③「極」が“地の果て”を意味するのは、名詞用法(八極、北極、南極など)の場合であり、動詞用法や形容詞用法では、“地の果て”の意味に限定はできない。古田氏が例示した『後漢書』東夷列伝・挹婁の条の「東濱大海 南與北沃沮接 不知其北所極」の記載は、挹婁の領域の認識を示すもの(『三国志』東夷伝・挹婁ゆうろうの条とほぼ同じ)であり、「極」は「その北の極まる所を知らず」とあるように自動詞用法で用いられており、“地の果て”を示す概念としては使われていない。挹婁という特定領域の北限というだけの意味である。実際、『後漢書』では“北の地の果て”には「北極」という用語が使われているのである。ここでの古田氏の解釈は明らかに妥当でない。
五、古田氏の「新解読」の背景
古田氏が「新解読」へ進まれた背景として、土佐清水市での巨石現地調査/実験(一九九三年十一月)や..メガース女史の訪日/講演(一九九五年十一月)が催されたように、「倭人の太平洋航海」のテーマが大きな課題になっていた時期であったことが関係しているように思われる。
当時の古田氏が倭人の「裸國・黒歯國」認識と「印綬」の関係を強く意識していた事は確かで、そのような情況の中で至られたアイデアのうちの一つが、本件の「新解読」であったに相違ない。
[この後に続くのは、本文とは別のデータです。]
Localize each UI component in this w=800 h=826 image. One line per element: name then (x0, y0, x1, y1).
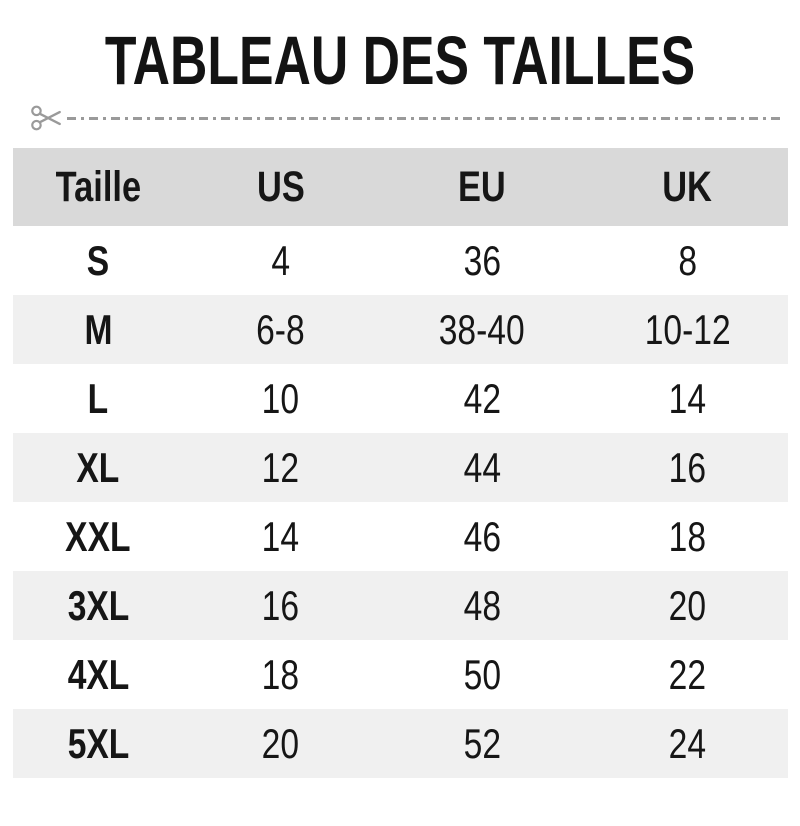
size-cell: M (13, 295, 184, 364)
eu-cell: 42 (377, 364, 586, 433)
cell-value: 20 (261, 719, 300, 767)
table-row: 5XL 20 52 24 (13, 709, 788, 778)
cell-value: 14 (668, 374, 706, 422)
us-cell: 20 (184, 709, 378, 778)
table-row: XL 12 44 16 (13, 433, 788, 502)
dashed-cut-line (67, 116, 784, 120)
cell-value: 36 (463, 236, 501, 284)
us-cell: 4 (184, 226, 378, 295)
size-cell: S (13, 226, 184, 295)
cell-value: 38-40 (438, 305, 525, 353)
size-cell: XL (13, 433, 184, 502)
size-cell: 3XL (13, 571, 184, 640)
cell-value: XXL (65, 512, 131, 560)
uk-cell: 22 (587, 640, 789, 709)
column-header-eu: EU (377, 148, 586, 226)
column-header-us: US (184, 148, 378, 226)
cell-value: 14 (261, 512, 300, 560)
cut-line (31, 104, 784, 132)
us-cell: 14 (184, 502, 378, 571)
uk-cell: 20 (587, 571, 789, 640)
cell-value: M (84, 305, 113, 353)
cell-value: 4 (271, 236, 290, 284)
table-header-row: Taille US EU UK (13, 148, 788, 226)
column-header-label: US (256, 162, 305, 211)
cell-value: 42 (463, 374, 501, 422)
table-row: L 10 42 14 (13, 364, 788, 433)
table-row: XXL 14 46 18 (13, 502, 788, 571)
cell-value: 20 (668, 581, 706, 629)
eu-cell: 48 (377, 571, 586, 640)
cell-value: 50 (463, 650, 501, 698)
cell-value: 44 (463, 443, 501, 491)
table-row: 3XL 16 48 20 (13, 571, 788, 640)
us-cell: 18 (184, 640, 378, 709)
column-header-taille: Taille (13, 148, 184, 226)
column-header-uk: UK (587, 148, 789, 226)
cell-value: 10-12 (644, 305, 731, 353)
cell-value: 16 (261, 581, 300, 629)
uk-cell: 14 (587, 364, 789, 433)
size-cell: 5XL (13, 709, 184, 778)
cell-value: 5XL (67, 719, 130, 767)
table-body: S 4 36 8 M 6-8 38-40 10-12 L 10 42 14 XL 12 44 16 XXL 14 4… (13, 226, 788, 778)
cell-value: 48 (463, 581, 501, 629)
cell-value: 16 (668, 443, 706, 491)
eu-cell: 44 (377, 433, 586, 502)
table-row: M 6-8 38-40 10-12 (13, 295, 788, 364)
size-cell: L (13, 364, 184, 433)
cell-value: S (87, 236, 110, 284)
cell-value: 18 (668, 512, 706, 560)
uk-cell: 16 (587, 433, 789, 502)
eu-cell: 38-40 (377, 295, 586, 364)
uk-cell: 24 (587, 709, 789, 778)
uk-cell: 8 (587, 226, 789, 295)
scissors-icon (31, 105, 61, 131)
cell-value: 46 (463, 512, 501, 560)
eu-cell: 46 (377, 502, 586, 571)
cell-value: 10 (261, 374, 300, 422)
us-cell: 6-8 (184, 295, 378, 364)
eu-cell: 50 (377, 640, 586, 709)
us-cell: 12 (184, 433, 378, 502)
page-title: TABLEAU DES TAILLES (104, 22, 696, 99)
cell-value: 18 (261, 650, 300, 698)
cell-value: XL (76, 443, 120, 491)
size-table: Taille US EU UK S 4 36 8 M 6-8 38-40 10-12 L 10 42… (13, 148, 788, 778)
cell-value: 6-8 (256, 305, 305, 353)
column-header-label: Taille (55, 162, 141, 211)
cell-value: 4XL (67, 650, 130, 698)
cell-value: 22 (668, 650, 706, 698)
us-cell: 10 (184, 364, 378, 433)
cell-value: 52 (463, 719, 501, 767)
size-cell: XXL (13, 502, 184, 571)
cell-value: 8 (677, 236, 697, 284)
table-row: S 4 36 8 (13, 226, 788, 295)
cell-value: 3XL (67, 581, 130, 629)
table-row: 4XL 18 50 22 (13, 640, 788, 709)
cell-value: 24 (668, 719, 706, 767)
column-header-label: EU (457, 162, 506, 211)
size-cell: 4XL (13, 640, 184, 709)
column-header-label: UK (662, 162, 713, 211)
eu-cell: 36 (377, 226, 586, 295)
eu-cell: 52 (377, 709, 586, 778)
uk-cell: 18 (587, 502, 789, 571)
size-chart-page: TABLEAU DES TAILLES Taille US (0, 26, 800, 778)
us-cell: 16 (184, 571, 378, 640)
uk-cell: 10-12 (587, 295, 789, 364)
cell-value: 12 (261, 443, 300, 491)
cell-value: L (87, 374, 109, 422)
しかし、今、冷静に考えると、文脈上も用語法でも無理を重ねた解読ではなかったであろうか。「倭奴國が倭の極南界である」と素直に解して、その情報の重要性を再検討すべきであると信じる。
最後に、誤解の生じないように、本稿の意図を明記させて戴く。本稿は二〇一八年九月度の関西例会にて発表した内容に加筆修正したものである。発表前後に、ある会員の方から、「(古田氏の)極南界理解を否定することは、南米の倭人の問題を否定することに連なり、古田先生の基本的なところを否定することになりかねないのでは?」という疑問のメールを頂戴した。
私見は、范曄『後漢書』の記述において、「裸國・黒歯國」の認識と「印綬」とを直結して理解する説は無理である、と主張しているだけで、「裸國・黒歯國」問題を否定する意図はまったく無い。陳壽『三国志』東夷伝の情報に大きな信頼を置いており、そこに記載されている倭周辺の国々の情報を切り捨てるのは、現代の研究者の瑕疵であると考える。
古田史学の会の中で、「いろは歌留多」にも詠まれている、「【な】南界を 極めた倭国 金印賜う」で古田氏の「新解読」に親しみ馴染んだ方も少なくないとは思うが、この歌留多の趣旨には遺憾ながら諸手を挙げて賛同を示す訳にはゆかない。しかし、東アジアとアメリカ大陸の環太平洋文化圏における古代人の交流は、今後とも新しい視点で積極的に立論していく所存である。